Reflection on This Week’s Readings


Today’s gospel is an encouragement to always be in prayer, but the parable Jesus uses to urge people to pray is a complicated one. Jesus says the judge is unjust. The widow in the story is persistent in pestering the judge for the verdict she seeks. The judge is not convinced by evidence or reason, but simply by the tenacity of the widow. The lesson Luke passes on is that we ought to cry out to God day and night with our prayers.

The parable says nothing directly about the content of those prayers. A quick reading might lead to a place of thinking anything we pray for will be answered if we are just persistent enough. Perhaps we can wear God down like the widow wore the judge down. This suggests an approach in which prayer is used to try to bend God’s will to our own.

Rather than a force of will, Jesus encourages persistence because every aspect of our lives is worthy of being lifted in prayer to God. The Psalms show that we can and should lift our cries up to God as often as we experience them. God is able to handle any emotion or struggle we give voice to in prayer; speaking it all to God is part of grace-filled transformation.

Each Sunday we speak the words of the Lord’s Prayer, requesting with our collective voice, “Your will be done.” Instead of seeking to bend God’s will to ours, we ask for our will to be shaped by God’s. We pray for God’s forgiveness and boldly claim our own role in forgiveness. We pray for sustenance and deliverance, all while inviting God’s kingdom to come.

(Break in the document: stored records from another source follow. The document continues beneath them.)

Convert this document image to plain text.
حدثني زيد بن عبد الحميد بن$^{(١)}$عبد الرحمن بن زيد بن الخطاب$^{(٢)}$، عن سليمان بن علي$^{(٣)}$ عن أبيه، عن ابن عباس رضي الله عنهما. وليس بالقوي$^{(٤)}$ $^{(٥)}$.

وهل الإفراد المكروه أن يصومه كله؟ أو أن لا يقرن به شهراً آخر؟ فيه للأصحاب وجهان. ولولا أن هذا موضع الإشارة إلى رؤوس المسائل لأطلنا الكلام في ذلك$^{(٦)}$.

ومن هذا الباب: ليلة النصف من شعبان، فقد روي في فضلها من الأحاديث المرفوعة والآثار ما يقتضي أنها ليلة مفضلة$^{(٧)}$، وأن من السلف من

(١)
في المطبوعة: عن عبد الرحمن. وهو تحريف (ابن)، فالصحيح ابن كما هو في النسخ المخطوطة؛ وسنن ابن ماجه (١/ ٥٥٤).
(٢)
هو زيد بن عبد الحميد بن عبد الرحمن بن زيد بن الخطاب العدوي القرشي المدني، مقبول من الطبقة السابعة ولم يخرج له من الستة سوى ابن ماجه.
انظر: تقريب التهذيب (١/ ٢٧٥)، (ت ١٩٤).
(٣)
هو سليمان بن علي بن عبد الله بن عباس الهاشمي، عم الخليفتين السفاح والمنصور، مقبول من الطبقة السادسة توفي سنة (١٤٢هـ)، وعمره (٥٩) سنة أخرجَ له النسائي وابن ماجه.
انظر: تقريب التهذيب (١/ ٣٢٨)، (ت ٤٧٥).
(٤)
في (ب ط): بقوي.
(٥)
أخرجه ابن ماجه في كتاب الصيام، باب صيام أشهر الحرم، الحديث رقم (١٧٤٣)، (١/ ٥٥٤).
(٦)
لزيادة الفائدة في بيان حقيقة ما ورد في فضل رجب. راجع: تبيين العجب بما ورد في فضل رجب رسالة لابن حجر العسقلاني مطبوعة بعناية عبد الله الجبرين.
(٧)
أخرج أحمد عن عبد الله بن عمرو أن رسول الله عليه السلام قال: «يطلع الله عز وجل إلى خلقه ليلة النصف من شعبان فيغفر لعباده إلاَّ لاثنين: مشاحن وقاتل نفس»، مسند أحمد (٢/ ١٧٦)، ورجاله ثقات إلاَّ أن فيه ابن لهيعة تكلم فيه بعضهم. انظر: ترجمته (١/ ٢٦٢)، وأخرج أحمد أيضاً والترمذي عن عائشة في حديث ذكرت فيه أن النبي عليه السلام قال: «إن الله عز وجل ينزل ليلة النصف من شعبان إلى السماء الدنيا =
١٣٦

God’s kingdom is coming without our prayer, Martin Luther reminds us in the Small Catechism, but we pray these things so that we may see the kingdom come alive in and among us. We pray to be shaped by the endless, loving persistence of God’s grace.



Nineteenth Sunday after Pentecost
The lectionary continues through the gospel of Luke. This Sunday falls near to October 18, the historic commemoration of St. Luke, whose gospel is featured in the lectionary this year. The prayer for St. Luke’s Day focuses on the healing power of Christ.
Believers are called to keep faith in God’s justice. Come, Lord Jesus, the church prays! By contrast with the unjust judge of the parable, the Son of Man will judge us all at the end. Luke’s focus on the needy widow is held next to the depiction of Christ as the judge.
Jews far more than Christians have been attracted to this picture of the faithful having to wrestle with God. The psalms are filled with just such wrestling with God. In the end, God blesses Jacob, along with all of us who are on the run. The narrative is set next to the parable of the unjust judge since both imply that believers must tangle with an inscrutable God. If your God is easy, it probably isn’t God.
This third selection from 2 Timothy contrasts the inspired Scripture and its correct interpretation by church leaders with self-serving heterodox teachers who attract “itching ears.” This passage became central to Christian fundamentalists who argue that divine inspiration implies inerrancy. With a wide variation in what is meant by divine inspiration—variations that might be upsetting to the author of 2 Timothy—all Christian churches say that they proclaim the inspired word of God. At weekly worship, we “proclaim the message.”